Im Artikel Kugelahorn-Zerstörung durch Schnitt wurde auf die fachwidrige Behandlung von acht Kugelahornen (Acer platanoides ‘Globosum’) in Kiel-Gaarden aufmerksam gemacht. Parallel dazu wurde der zuständige Ortsbeirat Gaarden auf die Baumzerstörung hingewiesen und um Aufklärung gebeten. Die Verwaltung antwortete recht zügig innerhalb von rund zehn Tagen mit einer Stellungnahme, die leider eine Fachkunde zur Thematik vermissen lässt:
Da die 8 Kugelahorne bereits sehr weit in den Verkehrsraum ragten, wurden diese durch Mitarbeiter des Grünflächenamtes im vergangenen Winterhalbjahr fachgerecht zurückgeschnitten. Die Ahorne sind bereits wieder gut ausgetrieben und bilden geschlossene kleine Kronen. Dies ist eine übliche baumpflegerische Maßnahme, die schon häufig an anderen Kugelbäumen im Stadtgebiet praktiziert wurde.
Im Einzelnen:
Da die 8 Kugelahorne bereits sehr weit in den Verkehrsraum ragten
Welcher Verkehrsraum ist hier gemeint? Die eine Baumreihe hat einen Stammabstand von rund 2,5 Metern hin zur Straße, die andere einen Abstand von rund 5,5 Metern. Allenfalls könnte man eine Beeinträchtigung des Fußgängerverkehrs für sehr große Menschen behaupten. ;-)
im vergangenen Winterhalbjahr fachgerecht zurückgeschnitten
Der Winterschnitt an Laubbäumen ist nicht fachgerecht, weil Gehölze in der Vegetationsruhe nicht auf den Schnitt reagieren können. Positiv wäre es den Schnitt unmittelbar vor dem Laubaustrieb vorzunehmen. Das könnte hier sogar geschehen sein.

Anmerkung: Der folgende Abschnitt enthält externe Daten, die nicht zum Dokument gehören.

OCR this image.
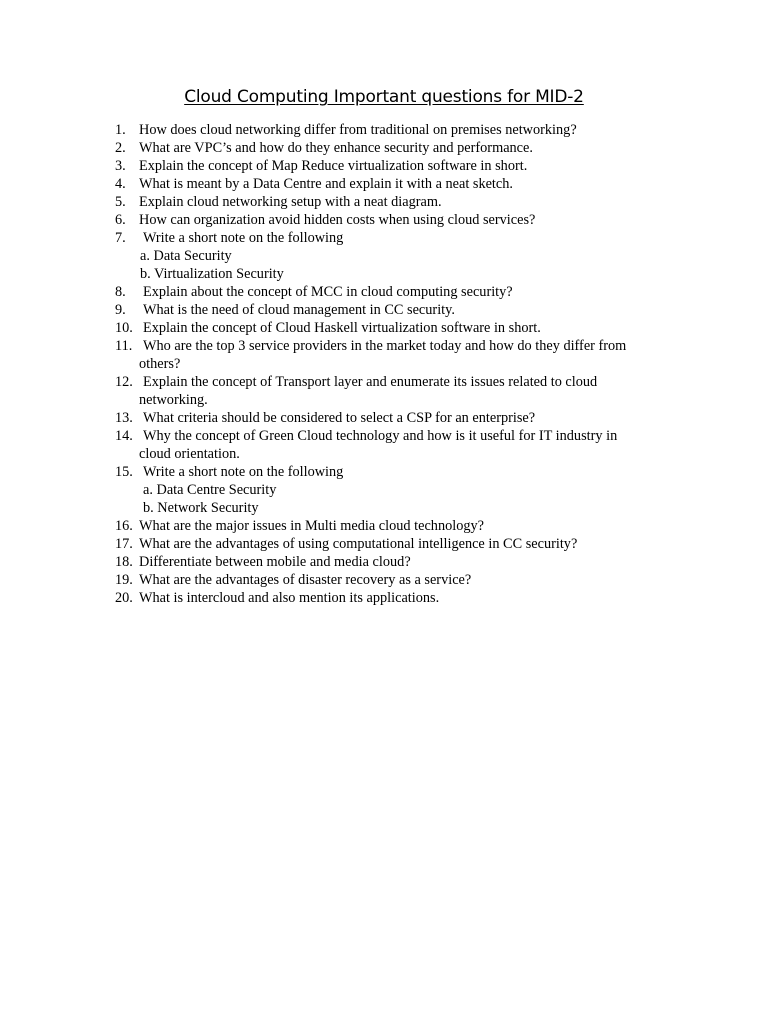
Cloud Computing Important questions for MID-2
1. How does cloud networking differ from traditional on premises networking?
2. What are VPC’s and how do they enhance security and performance.
3. Explain the concept of Map Reduce virtualization software in short.
4. What is meant by a Data Centre and explain it with a neat sketch.
5. Explain cloud networking setup with a neat diagram.
6. How can organization avoid hidden costs when using cloud services?
7. Write a short note on the following
a. Data Security
b. Virtualization Security
8. Explain about the concept of MCC in cloud computing security?
9. What is the need of cloud management in CC security.
10. Explain the concept of Cloud Haskell virtualization software in short.
11. Who are the top 3 service providers in the market today and how do they differ from
others?
12. Explain the concept of Transport layer and enumerate its issues related to cloud
networking.
13. What criteria should be considered to select a CSP for an enterprise?
14. Why the concept of Green Cloud technology and how is it useful for IT industry in
cloud orientation.
15. Write a short note on the following
a. Data Centre Security
b. Network Security
16. What are the major issues in Multi media cloud technology?
17. What are the advantages of using computational intelligence in CC security?
18. Differentiate between mobile and media cloud?
19. What are the advantages of disaster recovery as a service?
20. What is intercloud and also mention its applications.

Allerdings ist die Behauptung der Fachgerechtigkeit unwahr. Die Kappung von oberarmstarken Ästen ist kein fachgerechter Schnitt. Vielmehr fördert sie Befall mit Pilzen u.a.m. und führt leicht zum vorzeitigen Absterben eines Astes oder im schlimmsten Falle des ganzen Gehölzes. Die Entfernung von oberarmstarken Ästen sollte nur im begründeten Ausnahmefall erfolgen und ist stets ein schwerwiegender Eingriff in den Baum. Eine Kappung als Schnittechnik ist nicht regelkonform mit der ZTV Baumpflege.
Die Kappung des gesamten Gehölzes ist regelwidrig und eine schwere Gefährdung des Baumes.
Die Ahorne sind bereits wieder gut ausgetrieben und bilden geschlossene kleine Kronen.
Letzteres stimmt leider nicht (siehe Bildbeispiel oben): Weder sind die Kronen geschlossen noch sortentypisch rundlich. Der gute Austrieb ist eine notwendige Notreaktion des Gehölzes. Mit Vitalität o.ä. hat er rein gar nichts zu tun.
Dies ist eine übliche baumpflegerische Maßnahme, die schon häufig an anderen Kugelbäumen im Stadtgebiet praktiziert wurde.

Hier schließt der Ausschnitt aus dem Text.